Even with Bitcoin (BTC -1.51%) soaring to new heights, and all the new enthusiasm surrounding the new spot Bitcoin exchange-traded funds (ETFs), the crypto industry is still struggling to attract new investors. According to the Motley Fool Ascent's 2024 Cryptocurrency Investor Trends Survey, the core demographic for crypto remains Gen Z and young millennial men.

That's particularly surprising, given that we keep hearing about crypto finally going mainstream. Even more surprising, one of the reasons offered by the skeptics for not investing in crypto is that it's too expensive. That's simply not the case. Here's why.

Bitcoin sticker shock

There are various ways to interpret cost as the reason for not investing in crypto. But probably the most likely interpretation is something that can only be described as Bitcoin sticker shock. Imagine the scenario: You finally make up your mind to buy a little Bitcoin, but you check the current price, and it's well above $70,000. Immediately, you decide that Bitcoin is not for you.

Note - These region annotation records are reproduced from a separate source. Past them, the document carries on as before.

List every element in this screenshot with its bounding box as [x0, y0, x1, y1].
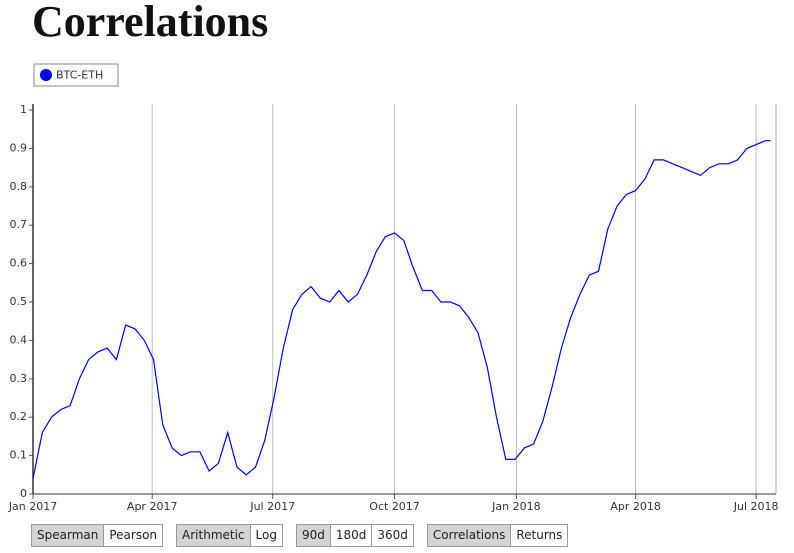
page-title: Correlations — [32, 0, 269, 46]
legend-swatch — [40, 69, 52, 81]
toggle-button[interactable]: Correlations — [427, 525, 512, 546]
legend-item[interactable]: BTC-ETH — [33, 63, 119, 87]
x-tick-label: Apr 2017 — [127, 500, 178, 513]
series-line — [32, 140, 771, 479]
y-tick-label: 0.4 — [10, 333, 28, 346]
toggle-button[interactable]: 90d — [296, 525, 331, 546]
x-tick-label: Jan 2018 — [491, 500, 540, 513]
chart: Jan 2017 Apr 2017 Jul 2017 Oct 2017 Jan 2018… — [8, 63, 779, 513]
y-tick-label: 0.2 — [10, 410, 28, 423]
button-group: Spearman Pearson — [31, 524, 164, 547]
legend-box — [33, 63, 119, 87]
button-group: 90d 180d 360d — [295, 524, 414, 547]
x-tick-label: Jul 2018 — [733, 500, 779, 513]
toggle-button[interactable]: Spearman — [32, 525, 105, 546]
y-tick-label: 0.5 — [10, 295, 28, 308]
toggle-button[interactable]: 360d — [372, 525, 413, 546]
toggle-button[interactable]: 180d — [330, 525, 373, 546]
y-tick-label: 0.7 — [10, 218, 28, 231]
legend-label: BTC-ETH — [56, 69, 103, 82]
y-tick-label: 0.9 — [10, 141, 28, 154]
x-tick-label: Jan 2017 — [8, 500, 57, 513]
y-tick-label: 0 — [20, 487, 27, 500]
x-tick-label: Oct 2017 — [369, 500, 420, 513]
button-group: Arithmetic Log — [176, 524, 283, 547]
toggle-button[interactable]: Arithmetic — [177, 525, 251, 546]
y-tick-label: 0.1 — [10, 449, 28, 462]
y-tick-label: 0.3 — [10, 372, 28, 385]
y-tick-label: 0.6 — [10, 257, 28, 270]
toggle-button[interactable]: Log — [250, 525, 282, 546]
y-tick-label: 0.8 — [10, 180, 28, 193]
x-tick-label: Jul 2017 — [249, 500, 295, 513]
y-tick-label: 1 — [20, 103, 27, 116]
toggle-button[interactable]: Pearson — [104, 525, 163, 546]
button-group: Correlations Returns — [426, 524, 569, 547]
controls: Spearman Pearson Arithmetic Log 90d 180d 360d C… — [31, 524, 569, 547]
x-tick-label: Apr 2018 — [610, 500, 661, 513]
toggle-button[interactable]: Returns — [511, 525, 568, 546]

Shocked investor reading the newspaper.

Image source: Getty Images.

But that's a remarkably short-sighted view of the matter. For one, you don't have to buy a whole Bitcoin. It's just as simple to buy a fractional share. In fact, many popular crypto trading platforms allow you to trade with as little as $1. For that small amount of cash, and given today's prices, you can be the proud owner of .00001 of a Bitcoin.

So buying Bitcoin is not like buying a brand-new Tesla Cybertruck. Both might cost roughly the same, but there's absolutely no way you're driving a fractional Tesla Cybertruck off the lot.

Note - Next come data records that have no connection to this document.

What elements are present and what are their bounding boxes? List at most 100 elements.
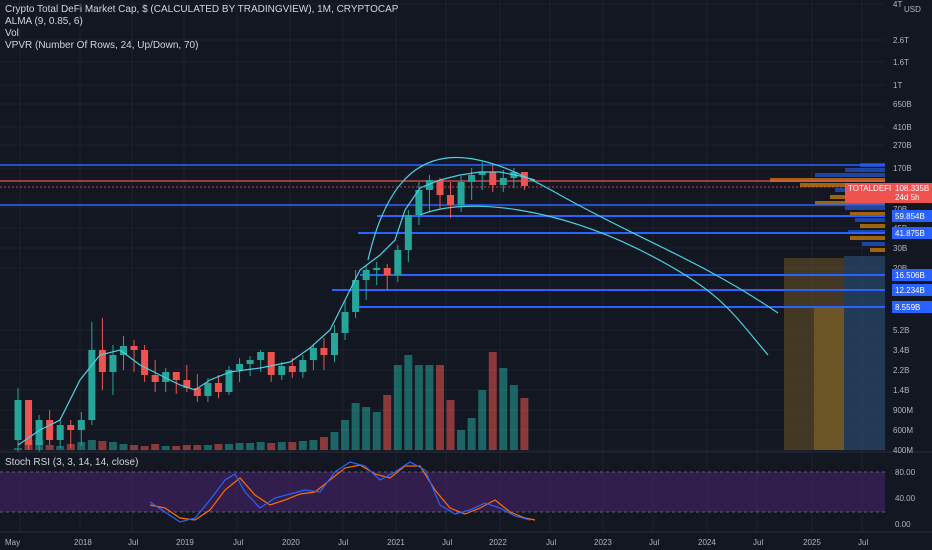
candle-body: [35, 420, 43, 445]
volume-bar: [478, 390, 487, 450]
volume-bar: [45, 445, 54, 450]
price-tick: 410B: [893, 123, 912, 132]
candle-body: [14, 400, 22, 440]
candle-body: [320, 348, 328, 355]
price-tick: 70B: [893, 205, 907, 214]
volume-bar: [203, 445, 212, 450]
price-tick: 1T: [893, 81, 902, 90]
volume-bar: [414, 365, 423, 450]
candle-body: [373, 268, 381, 270]
candle-body: [56, 425, 64, 440]
candle-body: [394, 250, 402, 275]
volume-bar: [509, 385, 518, 450]
candle-body: [162, 372, 170, 382]
candle-body: [457, 182, 465, 205]
time-tick: 2019: [176, 538, 194, 547]
volume-bars: [14, 352, 529, 450]
volume-bar: [161, 446, 170, 450]
time-tick: Jul: [546, 538, 556, 547]
volume-bar: [140, 446, 149, 450]
price-tick: 5.2B: [893, 326, 909, 335]
vpvr-row: [845, 168, 885, 172]
vpvr-row: [850, 236, 885, 240]
time-tick: Jul: [858, 538, 868, 547]
drawn-arcs[interactable]: [367, 156, 779, 356]
rsi-k-line: [149, 461, 531, 523]
price-tick: 1.4B: [893, 386, 909, 395]
volume-bar: [362, 407, 371, 450]
candle-body: [404, 215, 412, 250]
time-tick: Jul: [233, 538, 243, 547]
price-tick: 270B: [893, 141, 912, 150]
time-tick: 2021: [387, 538, 405, 547]
vpvr-bar: [844, 256, 885, 450]
volume-bar: [182, 445, 191, 450]
candle-body: [309, 348, 317, 360]
level-tag: [892, 284, 932, 296]
candle-body: [172, 372, 180, 380]
symbol-tag: TOTALDEFI: [848, 184, 891, 193]
volume-bar: [446, 400, 455, 450]
volume-bar: [151, 444, 160, 450]
price-tick: 3.4B: [893, 346, 909, 355]
rsi-tick: 40.00: [895, 494, 916, 503]
candle-body: [278, 366, 286, 375]
candle-body: [130, 346, 138, 350]
price-tick: 600M: [893, 426, 913, 435]
legend-alma[interactable]: ALMA (9, 0.85, 6): [5, 16, 83, 27]
volume-bar: [499, 368, 508, 450]
vpvr-row: [855, 218, 885, 222]
candle-body: [352, 280, 360, 312]
rsi-d-line: [149, 464, 536, 521]
candle-body: [120, 346, 127, 355]
last-price-tag: [845, 183, 932, 203]
candle-body: [88, 350, 96, 420]
volume-bar: [488, 352, 497, 450]
level-tag-text: 8.559B: [895, 303, 920, 312]
time-tick: Jul: [649, 538, 659, 547]
time-axis[interactable]: May 2018 Jul 2019 Jul 2020 Jul 2021 Jul 2022 Jul 20…: [0, 531, 932, 547]
time-tick: Jul: [753, 538, 763, 547]
legend-title[interactable]: Crypto Total DeFi Market Cap, $ (CALCULA…: [5, 4, 399, 15]
currency-label: USD: [904, 5, 921, 14]
legend-vol[interactable]: Vol: [5, 28, 19, 39]
candle-body: [214, 383, 222, 392]
volume-bar: [298, 441, 307, 450]
price-axis[interactable]: USD4T2.6T1.6T1T650B410B270B170B70B45B30B…: [893, 0, 921, 529]
volume-bar: [246, 443, 255, 450]
rsi-tick: 80.00: [895, 468, 916, 477]
candle-body: [499, 178, 507, 185]
candle-body: [425, 180, 433, 190]
time-tick: 2022: [489, 538, 507, 547]
candle-body: [257, 352, 265, 360]
candle-body: [46, 420, 54, 440]
volume-bar: [172, 446, 181, 450]
arc-curve: [419, 205, 769, 356]
arc-curve: [367, 156, 779, 314]
candle-body: [299, 360, 307, 372]
stoch-rsi-pane: [0, 451, 932, 523]
candle-body: [183, 380, 191, 388]
volume-bar: [372, 412, 381, 450]
volume-bar: [436, 365, 444, 450]
time-tick: May: [5, 538, 20, 547]
stoch-rsi-label[interactable]: Stoch RSI (3, 3, 14, 14, close): [5, 457, 139, 468]
candle-body: [331, 333, 338, 355]
candle-body: [225, 370, 233, 392]
candle-body: [151, 375, 159, 382]
time-tick: 2023: [594, 538, 612, 547]
candle-body: [447, 195, 455, 205]
candle-body: [67, 425, 75, 430]
volume-bar: [108, 442, 117, 450]
candle-body: [193, 388, 201, 396]
volume-bar: [319, 437, 328, 450]
volume-bar: [87, 440, 96, 450]
candle-body: [341, 312, 349, 333]
price-tick: 30B: [893, 244, 907, 253]
legend-vpvr[interactable]: VPVR (Number Of Rows, 24, Up/Down, 70): [5, 40, 199, 51]
volume-bar: [383, 395, 392, 450]
candle-body: [383, 268, 391, 275]
level-tag-text: 12.234B: [895, 286, 925, 295]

Even if you're averse to buying fractional shares of Bitcoin, there are still ways to bring down the cost of Bitcoin ownership. For example, you could get exposure to Bitcoin through any of the new spot Bitcoin ETFs. These track the performance of Bitcoin, and the two most popular spot Bitcoin ETFs -- the iShares Bitcoin Trust (IBIT -1.27%) and the Fidelity Wise Origin Bitcoin Trust (FBTC -1.26%) -- are still priced below $70. If you're dealing with Bitcoin sticker shock, this much lower entry price for a crypto ETF might be enough to help you get past the psychological barrier of a very high Bitcoin price.

Is Bitcoin overvalued or undervalued?

Another way to interpret the "too expensive" excuse is that investors perceive Bitcoin to be overvalued at its current price. Given that Bitcoin just hit a new all-time high of $73,750 in mid-March, it's easy to see why some people might think it's better to wait for a pullback in price so that they can buy Bitcoin at a discount.

While buying the dip is certainly a valid strategy for buying Bitcoin, I don't think most people have this in mind. Instead, they are probably thinking that it's simply too late to invest in Bitcoin. After all, Bitcoin has been on a meteoric rise from $1 to $70,000 during the past decade or so, and many might conclude that Bitcoin doesn't have as much upside potential over the next decade.

But that's not what the conventional thinking is on Wall Street right now. The growing consensus is that Bitcoin will hit $100,000 by the end of 2024, and $150,000 by the end of 2025.

And from there, the sky's the limit. According to Cathie Wood of Ark Invest, the price of Bitcoin could hit $3.8 million by 2030. If you invest now, there's still the potential to make a nearly 50-fold return on your investment! So if anything, Bitcoin is undervalued, not overvalued, at its current price.

Forget about low-budget cryptos

The real drawback to the argument that Bitcoin is overvalued is that it tends to force people into buying really, really, really cheap meme coins. With a few exceptions, many of these meme coins trade for well under $1. For example, Shiba Inu (SHIB -5.09%) trades for an unbelievably low price of just $0.00003.

But does anyone really think Shiba Inu is a better investment than Bitcoin? Does anyone really believe that loading up on dog-themed meme coins is a better long-term play than buying fractional shares of Bitcoin? If the answer is "yes," then I have a simple response: You get what you pay for.